In order to mitigate the consequences of climate change, the Japanese government plans undertaking comprehensive measures with respect to climate finance. Part of the Japanese strategy is to promote financing from the private sector (PCF). Under the heading “Cool Earth 2.0” (ACE2.0), the Japanese government intends to spend at least 1.3 trillion yen yearly from 2020 onwards as part of the global climate finance. The funds for the aid shall be composed of both, public funds and private investments. It is planned to attract private sponsors in future for the greater part of the climate finance. The past shows a large state-coordinated climate financing. A stronger involvement of the private sector is intended. Official Development Assistance (ODA) forms the central pillar of Japan’s climate policy. Independent private sector climate finance is not the norm.

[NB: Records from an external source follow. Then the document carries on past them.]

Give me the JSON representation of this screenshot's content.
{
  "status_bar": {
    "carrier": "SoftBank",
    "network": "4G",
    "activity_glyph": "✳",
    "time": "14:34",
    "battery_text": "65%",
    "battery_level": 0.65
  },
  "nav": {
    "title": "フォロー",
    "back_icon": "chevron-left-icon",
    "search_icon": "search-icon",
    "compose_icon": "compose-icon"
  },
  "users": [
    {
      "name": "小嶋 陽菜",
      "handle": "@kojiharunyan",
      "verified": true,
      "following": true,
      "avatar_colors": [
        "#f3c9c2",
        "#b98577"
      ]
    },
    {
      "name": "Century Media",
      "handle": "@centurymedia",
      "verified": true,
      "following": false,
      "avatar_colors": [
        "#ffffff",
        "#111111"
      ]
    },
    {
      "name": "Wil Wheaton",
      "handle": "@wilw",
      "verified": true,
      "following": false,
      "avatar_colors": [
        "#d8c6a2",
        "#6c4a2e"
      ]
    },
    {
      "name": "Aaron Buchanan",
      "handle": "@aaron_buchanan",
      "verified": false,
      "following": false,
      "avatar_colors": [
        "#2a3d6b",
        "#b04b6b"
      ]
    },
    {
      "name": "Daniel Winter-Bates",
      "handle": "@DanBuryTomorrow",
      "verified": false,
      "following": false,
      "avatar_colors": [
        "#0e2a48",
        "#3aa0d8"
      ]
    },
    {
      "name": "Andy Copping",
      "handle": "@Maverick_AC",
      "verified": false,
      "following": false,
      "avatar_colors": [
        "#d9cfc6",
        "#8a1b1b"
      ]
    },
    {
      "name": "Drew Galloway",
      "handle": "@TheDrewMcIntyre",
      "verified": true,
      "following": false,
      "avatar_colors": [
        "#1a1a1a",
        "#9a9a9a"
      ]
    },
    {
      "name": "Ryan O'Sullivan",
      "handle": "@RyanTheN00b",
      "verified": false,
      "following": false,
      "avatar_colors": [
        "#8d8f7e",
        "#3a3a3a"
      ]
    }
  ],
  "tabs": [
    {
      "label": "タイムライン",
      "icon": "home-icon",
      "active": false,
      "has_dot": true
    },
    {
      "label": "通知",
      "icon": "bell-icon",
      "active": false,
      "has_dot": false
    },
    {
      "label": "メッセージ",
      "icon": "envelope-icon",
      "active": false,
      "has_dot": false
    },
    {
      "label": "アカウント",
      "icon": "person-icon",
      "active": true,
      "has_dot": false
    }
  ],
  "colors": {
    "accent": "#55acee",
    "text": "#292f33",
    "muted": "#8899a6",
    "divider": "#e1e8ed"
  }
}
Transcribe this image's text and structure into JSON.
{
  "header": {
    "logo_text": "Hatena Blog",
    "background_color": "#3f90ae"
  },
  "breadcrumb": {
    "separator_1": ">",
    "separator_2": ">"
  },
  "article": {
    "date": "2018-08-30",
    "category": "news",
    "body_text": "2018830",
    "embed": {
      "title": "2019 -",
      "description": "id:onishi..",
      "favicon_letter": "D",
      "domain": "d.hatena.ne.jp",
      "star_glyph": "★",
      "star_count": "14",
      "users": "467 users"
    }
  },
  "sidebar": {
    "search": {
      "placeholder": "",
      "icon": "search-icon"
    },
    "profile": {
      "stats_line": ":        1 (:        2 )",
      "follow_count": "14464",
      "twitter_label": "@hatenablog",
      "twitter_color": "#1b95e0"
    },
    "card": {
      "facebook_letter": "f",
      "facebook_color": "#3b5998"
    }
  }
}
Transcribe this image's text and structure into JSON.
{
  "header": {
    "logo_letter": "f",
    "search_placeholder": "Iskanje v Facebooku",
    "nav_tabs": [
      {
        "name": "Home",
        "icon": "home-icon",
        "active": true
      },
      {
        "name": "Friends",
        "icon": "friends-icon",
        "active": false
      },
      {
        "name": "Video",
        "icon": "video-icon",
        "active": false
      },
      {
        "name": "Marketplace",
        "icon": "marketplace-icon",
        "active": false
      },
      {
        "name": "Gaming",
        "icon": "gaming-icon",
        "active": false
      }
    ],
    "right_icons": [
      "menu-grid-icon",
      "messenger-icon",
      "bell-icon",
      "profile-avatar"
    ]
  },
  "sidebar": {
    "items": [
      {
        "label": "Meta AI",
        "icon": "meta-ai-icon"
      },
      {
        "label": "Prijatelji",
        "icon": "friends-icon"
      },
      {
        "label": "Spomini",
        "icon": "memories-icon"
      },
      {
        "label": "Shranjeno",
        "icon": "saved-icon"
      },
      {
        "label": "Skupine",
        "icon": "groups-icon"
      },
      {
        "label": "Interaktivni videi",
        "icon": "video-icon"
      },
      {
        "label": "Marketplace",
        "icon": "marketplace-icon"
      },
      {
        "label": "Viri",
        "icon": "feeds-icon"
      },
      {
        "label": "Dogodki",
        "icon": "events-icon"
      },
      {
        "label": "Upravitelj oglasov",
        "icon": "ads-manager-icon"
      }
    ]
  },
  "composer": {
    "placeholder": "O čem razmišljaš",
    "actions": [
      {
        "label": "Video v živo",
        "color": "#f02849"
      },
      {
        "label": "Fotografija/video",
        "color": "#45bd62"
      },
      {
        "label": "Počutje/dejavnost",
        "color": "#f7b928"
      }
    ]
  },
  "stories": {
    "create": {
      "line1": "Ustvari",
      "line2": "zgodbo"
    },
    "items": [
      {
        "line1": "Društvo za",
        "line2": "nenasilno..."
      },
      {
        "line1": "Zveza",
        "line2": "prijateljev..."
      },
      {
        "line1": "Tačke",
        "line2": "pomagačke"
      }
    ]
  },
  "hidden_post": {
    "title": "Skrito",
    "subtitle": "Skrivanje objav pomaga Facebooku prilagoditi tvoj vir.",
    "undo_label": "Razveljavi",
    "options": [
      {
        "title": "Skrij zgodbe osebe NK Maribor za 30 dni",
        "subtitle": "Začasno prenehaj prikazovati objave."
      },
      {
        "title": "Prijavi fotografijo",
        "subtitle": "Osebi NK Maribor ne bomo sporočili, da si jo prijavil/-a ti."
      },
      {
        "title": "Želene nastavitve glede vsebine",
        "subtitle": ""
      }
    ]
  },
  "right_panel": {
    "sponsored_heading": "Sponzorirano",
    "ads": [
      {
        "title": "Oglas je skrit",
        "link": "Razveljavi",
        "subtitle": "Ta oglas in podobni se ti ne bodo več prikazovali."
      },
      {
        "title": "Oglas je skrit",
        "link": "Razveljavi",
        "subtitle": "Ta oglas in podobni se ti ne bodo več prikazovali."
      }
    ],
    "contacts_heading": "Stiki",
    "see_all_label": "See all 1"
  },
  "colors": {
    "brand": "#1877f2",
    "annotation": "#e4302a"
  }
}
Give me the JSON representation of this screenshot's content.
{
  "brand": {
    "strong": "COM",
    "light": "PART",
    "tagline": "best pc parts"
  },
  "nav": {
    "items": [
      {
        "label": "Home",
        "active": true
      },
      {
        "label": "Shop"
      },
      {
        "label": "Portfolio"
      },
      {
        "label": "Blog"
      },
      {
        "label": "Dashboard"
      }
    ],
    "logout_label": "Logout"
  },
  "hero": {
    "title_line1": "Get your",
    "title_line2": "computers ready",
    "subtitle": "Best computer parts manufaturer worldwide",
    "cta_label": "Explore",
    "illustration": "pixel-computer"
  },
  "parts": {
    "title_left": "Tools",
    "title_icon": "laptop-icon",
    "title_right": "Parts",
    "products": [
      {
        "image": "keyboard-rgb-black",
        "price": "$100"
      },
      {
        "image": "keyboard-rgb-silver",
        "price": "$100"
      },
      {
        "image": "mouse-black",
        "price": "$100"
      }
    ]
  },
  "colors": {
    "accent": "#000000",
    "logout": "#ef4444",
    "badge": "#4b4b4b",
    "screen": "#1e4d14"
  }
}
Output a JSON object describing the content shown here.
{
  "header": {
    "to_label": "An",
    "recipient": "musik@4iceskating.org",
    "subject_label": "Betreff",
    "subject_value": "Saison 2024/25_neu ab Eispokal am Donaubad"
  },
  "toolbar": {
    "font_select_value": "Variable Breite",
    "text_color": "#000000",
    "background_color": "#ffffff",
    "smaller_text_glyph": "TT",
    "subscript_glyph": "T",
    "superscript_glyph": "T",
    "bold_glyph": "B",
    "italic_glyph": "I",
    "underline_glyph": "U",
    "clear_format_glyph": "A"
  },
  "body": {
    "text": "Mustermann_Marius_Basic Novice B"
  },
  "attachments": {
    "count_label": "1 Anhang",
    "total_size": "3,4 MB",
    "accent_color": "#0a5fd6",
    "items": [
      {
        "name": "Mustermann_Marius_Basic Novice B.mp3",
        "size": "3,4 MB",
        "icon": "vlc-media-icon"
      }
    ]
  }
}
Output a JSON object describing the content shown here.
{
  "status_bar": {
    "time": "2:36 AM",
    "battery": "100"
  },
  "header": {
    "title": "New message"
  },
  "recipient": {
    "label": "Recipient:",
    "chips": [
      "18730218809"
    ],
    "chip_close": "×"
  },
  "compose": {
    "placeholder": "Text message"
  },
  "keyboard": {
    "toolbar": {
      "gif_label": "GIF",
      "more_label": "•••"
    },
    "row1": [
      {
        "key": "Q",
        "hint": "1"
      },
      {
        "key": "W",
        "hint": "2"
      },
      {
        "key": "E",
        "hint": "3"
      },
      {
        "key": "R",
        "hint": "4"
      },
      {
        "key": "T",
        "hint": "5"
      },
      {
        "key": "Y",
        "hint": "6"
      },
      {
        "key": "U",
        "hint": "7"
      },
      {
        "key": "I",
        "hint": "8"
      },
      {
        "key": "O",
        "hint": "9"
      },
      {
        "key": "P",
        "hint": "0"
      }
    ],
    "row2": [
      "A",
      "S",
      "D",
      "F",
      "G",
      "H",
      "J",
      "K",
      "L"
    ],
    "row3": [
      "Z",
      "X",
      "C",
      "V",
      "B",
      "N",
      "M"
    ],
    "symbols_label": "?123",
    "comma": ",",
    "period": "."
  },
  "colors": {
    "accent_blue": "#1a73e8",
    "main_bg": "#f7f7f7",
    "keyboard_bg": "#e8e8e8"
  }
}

In Japan, there is a very broad understanding of climate finance. Climate finance encompasses the sum total of all funds which have the objective of reducing greenhouse gas emissions. This includes not only the promotion of renewable energy resources or providing support for measures connected to raising awareness for climate protection but also investments in technological innovations of fossil energy resources (e. g. Carbon Capture and Storage, CCS). Technological innovations are an integral part of the debate on climate protection and are promoted in accordance with it. In the recent past, there has been criticism by NGOs against Japan’s handling of the debate on climate change.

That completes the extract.